By Chandlor Henderson
One of my first memories as a child was going to PSU to watch my Uncle Hernon play football. I was too young to really know what was going on, but I would hear his name and my grandfather would point him out to me. I remember the drive from Northern Virginia up in the mountains to PSU, with the windy rocky roads. I remember eating bags of peanuts, and on one particular day I chomped down on a bad one that I can still taste to this day. But most importantly, I remember being proud of my family, and of myself.
As I grew older I played football for several years, but I was never really good. I did, however, wear my uncle’s number for the entire duration of my playing time. I was a black sheep in my family (still am), but I was always a huge football fan, and I read voraciously. I wasn’t always able to watch the games, because I spent most my 20’s working in restaurants so I was always working, but I loved the sport. As I’ve gotten older all that has changed.

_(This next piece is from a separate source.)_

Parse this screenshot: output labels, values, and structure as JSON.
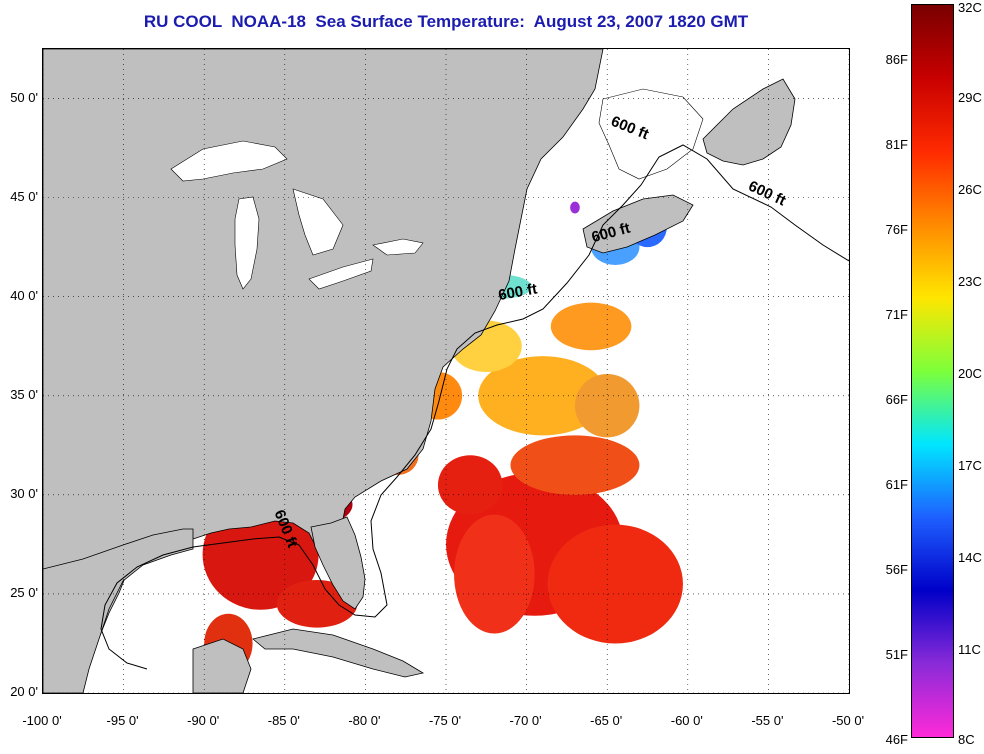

Back then, my favorite college team other than PSU was USC. I loved when Matt Leinart and Reggie Bush were straight dominating fools. Pete Carroll looked like a kid running up and down the field, and I thought it was awesome. At that time I was unaware that college players didn’t get paid. All I knew was that team had two active Heisman players on the team at the same time. To me that was the great era of football. But then, the fallout of the scandal, which in my opinion, is unfair and bullyish.
The idea that a player can go out on a field and sustain repeated brain injuries while their schools make money for FREE drives me crazy. It’s almost like some type of institutional slavery. Now, in my uncle’s experience he graduated with an engineering degree and I’ve also seen a lot of other success stories, both personally and from within the NFL. However many of these players don’t graduate and/or are left injured and exhausted, while the schools are profiting off of their natural abilities combined with extremely hard work. And on top of that, the players better not take a political stand or openly believe in anything, because all they amount to are dollars anyway.
Which brings me to Colin Kaepernick. By the time he started causing a stir I had long stopped watching football. I don’t like my home team’s name (The Washington Redskins) and every time I hear Jerry Jones say anything I wanna shoot the damn screen. But Kaepernick was something about the NFL that I finally agreed with, after years of disillusionment. Finally someone standing up for what he believed in, encouraged to kneel by a veteran playing in the NFL. The response to Kaepernick’s action sickened me. His kneeling was clearly a non-violent protest. And you know what, fuck this American pride bullshit. You know what America does to black men? In the last week, as a response to the BLM protests, 5 of us have been found hanging, and the police rule these suicides. That’s what they do to us and they still expect us to stand and dance for their flag. And why is that exactly? Because they love America so much?
Naaaah… half the people that I’ve met who are super critical of Kaep are no more patriotic than I am. They don’t believe in the government, and often don’t even think voting is important. They don’t know or appreciate the importance of the Supreme Court — don’t even know a single justice’s name — but somehow feel justified in espousing a loud opinion about what’s right and wrong. I think, if you’re going to debate right and wrong, you actually need to have done some research. And I don’t mean 10 years ago. I mean now. I understand that maybe you went to a good school, and maybe had some good opportunities, but now you’re just a drunk dude sitting next to me at a bar. When’s the last time you read… anything? Facebook posts don’t count.
Ugh… Now I gotta take a deep breath, because thinking about these things makes me angry and often jumbles my thoughts. I think about all the dumb-ass double standards I hear from white men about this issue, and every single other issue, and it’s hard to sort through them. It’s hard to even take what some people say seriously because you know they don’t actually believe it (or anything), they just want to prove you wrong. It’s always about proving the black man wrong, no matter how right he is. And it’s exhausting.
But… I’m ready to be a fan again. Wherever Kaep signs, I’ll be a fan. I’m gonna get me a jersey, and I’m gonna try to get him to sign it. I’m gonna maybe wear it to bars… although I’m 37 and probably too old to wear jerseys. More importantly, I’ll be proud. It obviously won’t be the same as watching my uncle, but Kaep cared enough about us to take a stand and do something, and that makes him family. I can’t wait to see him on the field again. That’s gonna be a good day.